Note that we may release new minor and patch versions of @stripe/stripe-js with small but backwards-incompatible fixes to the type declarations. These changes will not affect Stripe.js itself.

Ensuring Stripe.js is available everywhere

To best leverage Stripe’s advanced fraud functionality, ensure that Stripe.js is loaded on every page, not just your checkout page. This allows Stripe to detect suspicious behavior that may be indicative of fraud as customers browse your website.

By default, this module will insert a <script> tag that loads Stripe.js from https://js.stripe.com. This happens as a side effect immediately upon importing this module. If you utilize code splitting or only include your JavaScript app on your checkout page, the Stripe.js script will only be available in parts of your site. To ensure Stripe.js is available everywhere, you can perform either of the following steps:

Import as a side effect

Import @stripe/stripe-js as a side effect in code that will be included throughout your site (e.g. your root module). This will make sure the Stripe.js script tag is inserted immediately upon page load.

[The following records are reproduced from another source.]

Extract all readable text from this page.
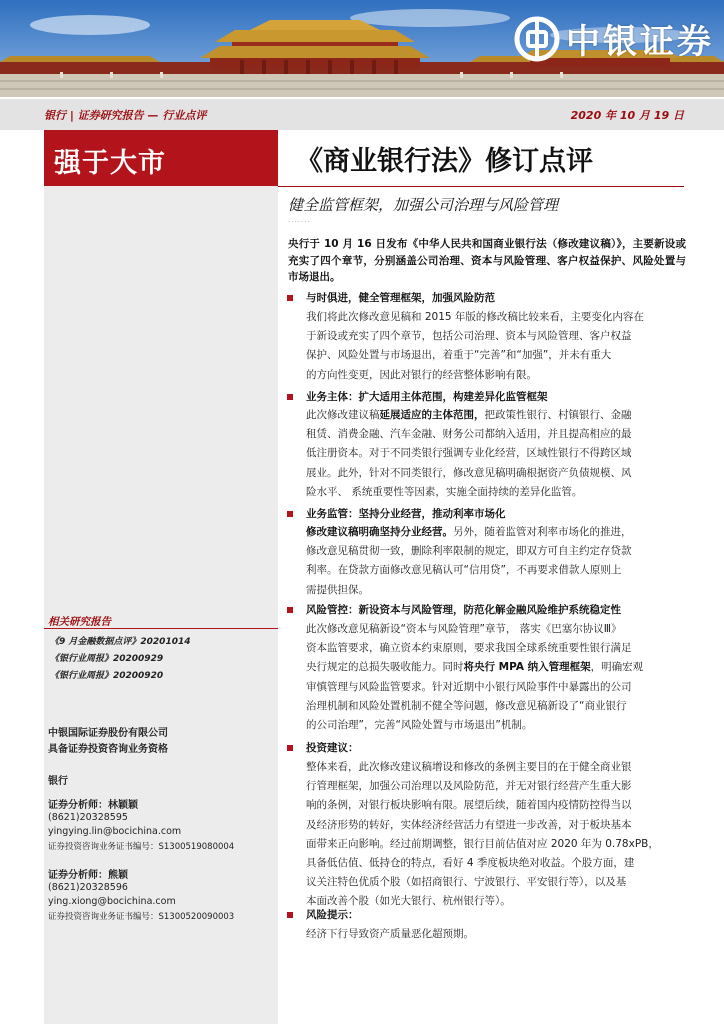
中银证券
银行 | 证券研究报告 — 行业点评	2020 年 10 月 19 日
强于大市	《商业银行法》修订点评
健全监管框架，加强公司治理与风险管理
·······
央行于 10 月 16 日发布《中华人民共和国商业银行法（修改建议稿）》，主要新设或充实了四个章节，分别涵盖公司治理、资本与风险管理、客户权益保护、风险处置与市场退出。
与时俱进，健全管理框架，加强风险防范
我们将此次修改意见稿和 2015 年版的修改稿比较来看，主要变化内容在
于新设或充实了四个章节，包括公司治理、资本与风险管理、客户权益
保护、风险处置与市场退出，着重于“完善”和“加强”，并未有重大
的方向性变更，因此对银行的经营整体影响有限。
业务主体：扩大适用主体范围，构建差异化监管框架
此次修改建议稿延展适应的主体范围，把政策性银行、村镇银行、金融
租赁、消费金融、汽车金融、财务公司都纳入适用，并且提高相应的最
低注册资本。对于不同类银行强调专业化经营，区域性银行不得跨区域
展业。此外，针对不同类银行，修改意见稿明确根据资产负债规模、风
险水平、 系统重要性等因素，实施全面持续的差异化监管。
业务监管：坚持分业经营，推动利率市场化
修改建议稿明确坚持分业经营。另外，随着监管对利率市场化的推进，
修改意见稿贯彻一致，删除利率限制的规定，即双方可自主约定存贷款
利率。在贷款方面修改意见稿认可“信用贷”，不再要求借款人原则上
需提供担保。
风险管控：新设资本与风险管理，防范化解金融风险维护系统稳定性
此次修改意见稿新设“资本与风险管理”章节， 落实《巴塞尔协议Ⅲ》
资本监管要求，确立资本约束原则，要求我国全球系统重要性银行满足
央行规定的总损失吸收能力。同时将央行 MPA 纳入管理框架，明确宏观
审慎管理与风险监管要求。针对近期中小银行风险事件中暴露出的公司
治理机制和风险处置机制不健全等问题，修改意见稿新设了“商业银行
的公司治理”，完善“风险处置与市场退出”机制。
投资建议：
整体来看，此次修改建议稿增设和修改的条例主要目的在于健全商业银
行管理框架，加强公司治理以及风险防范，并无对银行经营产生重大影
响的条例，对银行板块影响有限。展望后续，随着国内疫情防控得当以
及经济形势的转好，实体经济经营活力有望进一步改善，对于板块基本
面带来正向影响。经过前期调整，银行目前估值对应 2020 年为 0.78xPB，
具备低估值、低持仓的特点，看好 4 季度板块绝对收益。个股方面，建
议关注特色优质个股（如招商银行、宁波银行、平安银行等），以及基
本面改善个股（如光大银行、杭州银行等）。
风险提示：
经济下行导致资产质量恶化超预期。
相关研究报告
《9 月金融数据点评》20201014
《银行业周报》20200929
《银行业周报》20200920
中银国际证券股份有限公司
具备证券投资咨询业务资格
银行
证券分析师：林颖颖
(8621)20328595
yingying.lin@bocichina.com
证券投资咨询业务证书编号：S1300519080004
证券分析师：熊颖
(8621)20328596
ying.xiong@bocichina.com
证券投资咨询业务证书编号：S1300520090003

import '@stripe/stripe-js';

Manually include the script tag

Manually add the Stripe.js script tag to the <head> of each page on your site. If an existing script tag is already present, this module will not insert a new one. When you call loadStripe, it will use the existing script tag.

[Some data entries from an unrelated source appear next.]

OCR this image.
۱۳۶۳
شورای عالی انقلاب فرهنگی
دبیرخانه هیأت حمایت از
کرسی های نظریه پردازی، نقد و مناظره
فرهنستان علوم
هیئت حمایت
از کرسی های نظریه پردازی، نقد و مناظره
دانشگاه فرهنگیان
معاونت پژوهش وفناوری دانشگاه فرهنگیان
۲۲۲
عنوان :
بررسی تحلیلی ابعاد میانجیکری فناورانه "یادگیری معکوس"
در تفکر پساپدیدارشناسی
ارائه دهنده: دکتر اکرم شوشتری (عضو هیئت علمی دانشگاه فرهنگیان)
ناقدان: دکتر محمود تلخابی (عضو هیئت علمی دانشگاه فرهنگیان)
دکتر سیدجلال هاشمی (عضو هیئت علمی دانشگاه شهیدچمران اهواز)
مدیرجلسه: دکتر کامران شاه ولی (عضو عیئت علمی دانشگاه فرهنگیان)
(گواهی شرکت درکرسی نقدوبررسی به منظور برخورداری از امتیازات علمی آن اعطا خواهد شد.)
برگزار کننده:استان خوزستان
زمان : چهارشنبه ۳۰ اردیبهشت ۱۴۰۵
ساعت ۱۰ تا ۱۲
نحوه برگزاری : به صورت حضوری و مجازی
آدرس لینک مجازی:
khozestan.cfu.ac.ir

<!-- Somewhere in your site's <head> -->
<script src="https://js.stripe.com/v3" async></script>

Importing loadStripe without side effects

If you would like to use loadStripe in your application, but defer loading the Stripe.js script until loadStripe is first called, use the alternative @stripe/stripe-js/pure import module:

// CommonJS module import
const {loadStripe} = require('@stripe/stripe-js/pure');
// ES module import
import {loadStripe} from '@stripe/stripe-js/pure';

// Stripe.js will not be loaded until `loadStripe` is called
const stripe = await loadStripe('pk_test_TYooMQauvdEDq54NiTphI7jx');

Disabling advanced fraud detection signals

If you would like to disable advanced fraud detection altogether, use loadStripe.setLoadParameters:

// CommonJS module import
const {loadStripe} = require('@stripe/stripe-js/pure');
// ES module import
import {loadStripe} from '@stripe/stripe-js/pure';

loadStripe.setLoadParameters({advancedFraudSignals: false});
const stripe = await loadStripe('pk_test_TYooMQauvdEDq54NiTphI7jx');

The loadStripe.setLoadParameters function is only available when importing loadStripe from @stripe/stripe-js/pure.